Não são poucos os personagens do mundo da bola envolvidos nas delações da Odebrecht. Andrés Sanchez, ex-presidente do Corinthians e responsável pela construção da Arena, teria recebido R$ 3 milhões em caixa 2 para a campanha de deputado pelo PT. Vicente Cândido, diretor da CBF e sócio de Del Nero, R$ 50 mil para facilitar financiamentos para Itaquera. Também são muitas as denúncias de superfaturamento nas obras da Copa e da Olimpíada. Mas um personagem saiu dessa história com uma espécie de "atestado de idoneidade", o senador Romário, que teve o pedido de inquérito arquivado no STF. Segundo o delator Cláudio Melo Filho, a empreiteira chegou a cogitar de contribuir para a campanha do Baixinho, o que foi descartado após críticas públicas que ele fez à construção dos estádios, inclusive posando para fotos com a marca da empreiteira como pano de fundo.

Nem diabo, nem anjo

Nem uma coisa nem outra é definitiva.

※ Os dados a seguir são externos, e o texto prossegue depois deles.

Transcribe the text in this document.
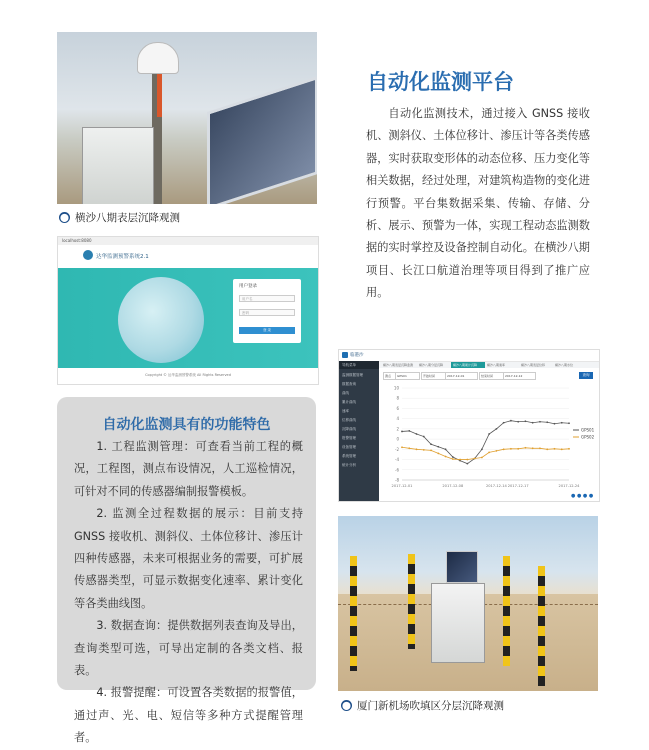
⬤ 横沙八期表层沉降观测
localhost:8080
达华监测预警系统2.1
用户登录
用户名
密码
登 录
Copyright © 达华监测预警系统 All Rights Reserved
自动化监测具有的功能特色

1. 工程监测管理：可查看当前工程的概况，工程图，测点布设情况，人工巡检情况，可针对不同的传感器编制报警模板。

2. 监测全过程数据的展示：目前支持 GNSS 接收机、测斜仪、土体位移计、渗压计四种传感器，未来可根据业务的需要，可扩展传感器类型，可显示数据变化速率、累计变化等各类曲线图。

3. 数据查询：提供数据列表查询及导出，查询类型可选，可导出定制的各类文档、报表。

4. 报警提醒：可设置各类数据的报警值，通过声、光、电、短信等多种方式提醒管理者。

自动化监测平台
自动化监测技术，通过接入 GNSS 接收机、测斜仪、土体位移计、渗压计等各类传感器，实时获取变形体的动态位移、压力变化等相关数据，经过处理，对建筑构造物的变化进行预警。平台集数据采集、传输、存储、分析、展示、预警为一体，实现工程动态监测数据的实时掌控及设备控制自动化。在横沙八期项目、长江口航道治理等项目得到了推广应用。
临港沙
导航菜单
监测数据管理
数据查询
曲线
累计曲线
速率
位移曲线
沉降曲线
报警管理
设备管理
系统管理
统计分析
横沙八期表层沉降监测	横沙八期分层沉降	横沙八期累计沉降	横沙八期速率	横沙八期表层位移	横沙八期水位
测点	GPS01	开始时间	2017-12-01	结束时间	2017-12-12	查询
-8
-6
-4
-2
0
2
4
6
8
10
2017-12-01	2017-12-08	2017-12-14 2017-12-17	2017-12-24
GPS01
GPS02
● ● ● ●
⬤ 厦门新机场吹填区分层沉降观测
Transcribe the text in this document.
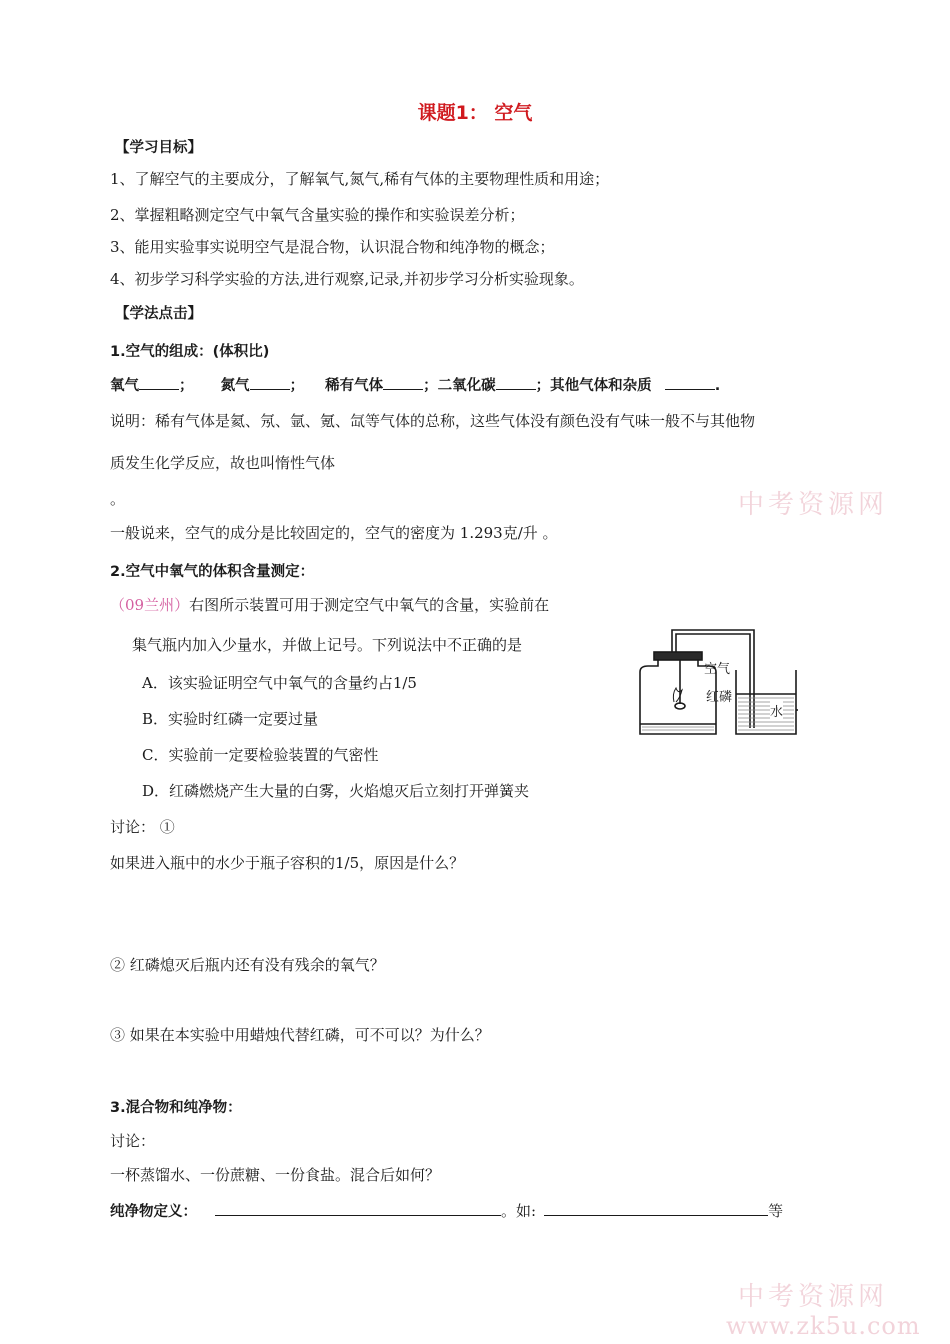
课题1： 空气
【学习目标】
1、了解空气的主要成分，了解氧气,氮气,稀有气体的主要物理性质和用途；
2、掌握粗略测定空气中氧气含量实验的操作和实验误差分析；
3、能用实验事实说明空气是混合物，认识混合物和纯净物的概念；
4、初步学习科学实验的方法,进行观察,记录,并初步学习分析实验现象。
【学法点击】
1.空气的组成：(体积比)
氧气	； 氮气	； 稀有气体	；二氧化碳	；其他气体和杂质	.
说明：稀有气体是氦、氖、氩、氪、氙等气体的总称，这些气体没有颜色没有气味一般不与其他物
质发生化学反应，故也叫惰性气体
。
一般说来，空气的成分是比较固定的，空气的密度为 1.293克/升 。
2.空气中氧气的体积含量测定：
（09兰州）右图所示装置可用于测定空气中氧气的含量，实验前在
集气瓶内加入少量水，并做上记号。下列说法中不正确的是
A．该实验证明空气中氧气的含量约占1/5
B．实验时红磷一定要过量
C．实验前一定要检验装置的气密性
D．红磷燃烧产生大量的白雾，火焰熄灭后立刻打开弹簧夹
空气
红磷
水
讨论： ①
如果进入瓶中的水少于瓶子容积的1/5，原因是什么？
② 红磷熄灭后瓶内还有没有残余的氧气？
③ 如果在本实验中用蜡烛代替红磷，可不可以？为什么？
3.混合物和纯净物：
讨论：
一杯蒸馏水、一份蔗糖、一份食盐。混合后如何？
纯净物定义：	。如:	等
中考资源网
中考资源网
www.zk5u.com
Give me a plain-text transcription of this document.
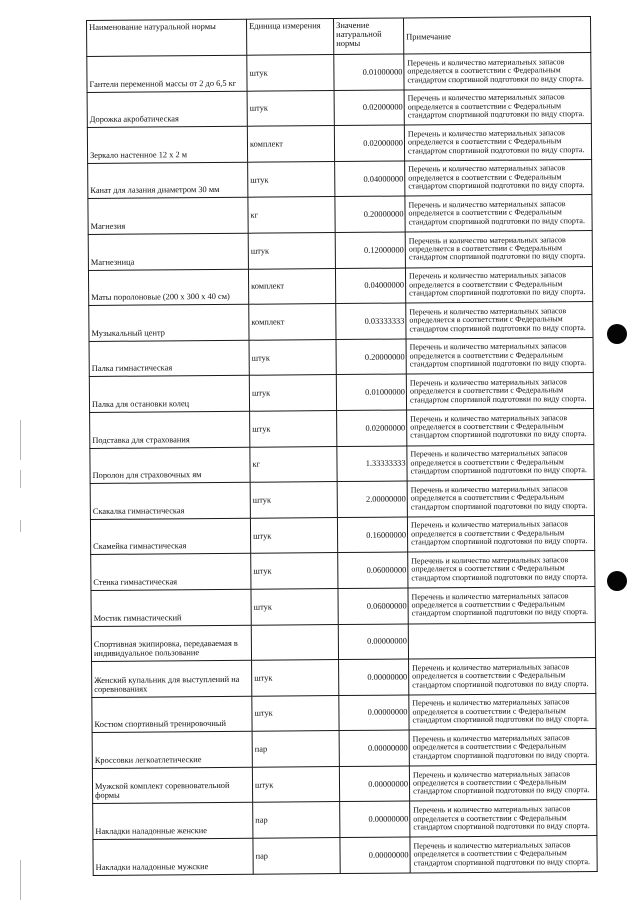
Наименование натуральной нормы	Единица измерения	Значение натуральной нормы	Примечание
Гантели переменной массы от 2 до 6,5 кг	штук	0.01000000	Перечень и количество материальных запасов определяется в соответствии с Федеральным стандартом спортивной подготовки по виду спорта.
Дорожка акробатическая	штук	0.02000000	Перечень и количество материальных запасов определяется в соответствии с Федеральным стандартом спортивной подготовки по виду спорта.
Зеркало настенное 12 х 2 м	комплект	0.02000000	Перечень и количество материальных запасов определяется в соответствии с Федеральным стандартом спортивной подготовки по виду спорта.
Канат для лазания диаметром 30 мм	штук	0.04000000	Перечень и количество материальных запасов определяется в соответствии с Федеральным стандартом спортивной подготовки по виду спорта.
Магнезия	кг	0.20000000	Перечень и количество материальных запасов определяется в соответствии с Федеральным стандартом спортивной подготовки по виду спорта.
Магнезница	штук	0.12000000	Перечень и количество материальных запасов определяется в соответствии с Федеральным стандартом спортивной подготовки по виду спорта.
Маты поролоновые (200 х 300 х 40 см)	комплект	0.04000000	Перечень и количество материальных запасов определяется в соответствии с Федеральным стандартом спортивной подготовки по виду спорта.
Музыкальный центр	комплект	0.03333333	Перечень и количество материальных запасов определяется в соответствии с Федеральным стандартом спортивной подготовки по виду спорта.
Палка гимнастическая	штук	0.20000000	Перечень и количество материальных запасов определяется в соответствии с Федеральным стандартом спортивной подготовки по виду спорта.
Палка для остановки колец	штук	0.01000000	Перечень и количество материальных запасов определяется в соответствии с Федеральным стандартом спортивной подготовки по виду спорта.
Подставка для страхования	штук	0.02000000	Перечень и количество материальных запасов определяется в соответствии с Федеральным стандартом спортивной подготовки по виду спорта.
Поролон для страховочных ям	кг	1.33333333	Перечень и количество материальных запасов определяется в соответствии с Федеральным стандартом спортивной подготовки по виду спорта.
Скакалка гимнастическая	штук	2.00000000	Перечень и количество материальных запасов определяется в соответствии с Федеральным стандартом спортивной подготовки по виду спорта.
Скамейка гимнастическая	штук	0.16000000	Перечень и количество материальных запасов определяется в соответствии с Федеральным стандартом спортивной подготовки по виду спорта.
Стенка гимнастическая	штук	0.06000000	Перечень и количество материальных запасов определяется в соответствии с Федеральным стандартом спортивной подготовки по виду спорта.
Мостик гимнастический	штук	0.06000000	Перечень и количество материальных запасов определяется в соответствии с Федеральным стандартом спортивной подготовки по виду спорта.
Спортивная экипировка, передаваемая в индивидуальное пользование		0.00000000	
Женский купальник для выступлений на соревнованиях	штук	0.00000000	Перечень и количество материальных запасов определяется в соответствии с Федеральным стандартом спортивной подготовки по виду спорта.
Костюм спортивный тренировочный	штук	0.00000000	Перечень и количество материальных запасов определяется в соответствии с Федеральным стандартом спортивной подготовки по виду спорта.
Кроссовки легкоатлетические	пар	0.00000000	Перечень и количество материальных запасов определяется в соответствии с Федеральным стандартом спортивной подготовки по виду спорта.
Мужской комплект соревновательной формы	штук	0.00000000	Перечень и количество материальных запасов определяется в соответствии с Федеральным стандартом спортивной подготовки по виду спорта.
Накладки наладонные женские	пар	0.00000000	Перечень и количество материальных запасов определяется в соответствии с Федеральным стандартом спортивной подготовки по виду спорта.
Накладки наладонные мужские	пар	0.00000000	Перечень и количество материальных запасов определяется в соответствии с Федеральным стандартом спортивной подготовки по виду спорта.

No caso de Andrés, Cândido, de governadores e prefeitos que comandaram as obras dos estádios, mais do que depoimentos gravados é preciso que se formem as provas, que de construa uma acusação sólida e que sejam condenados. No caso de Romário, num cenário em que a cada dia surgem novas e escabrosas histórias, nada garante que algo – tomara que não – ainda possa surgir contra ele. Conclusões precipitadas não podem lançar reputações ao fogo do inferno nem abrir as portas do céu aos anjos de ocasião. Essa deve ser a regra.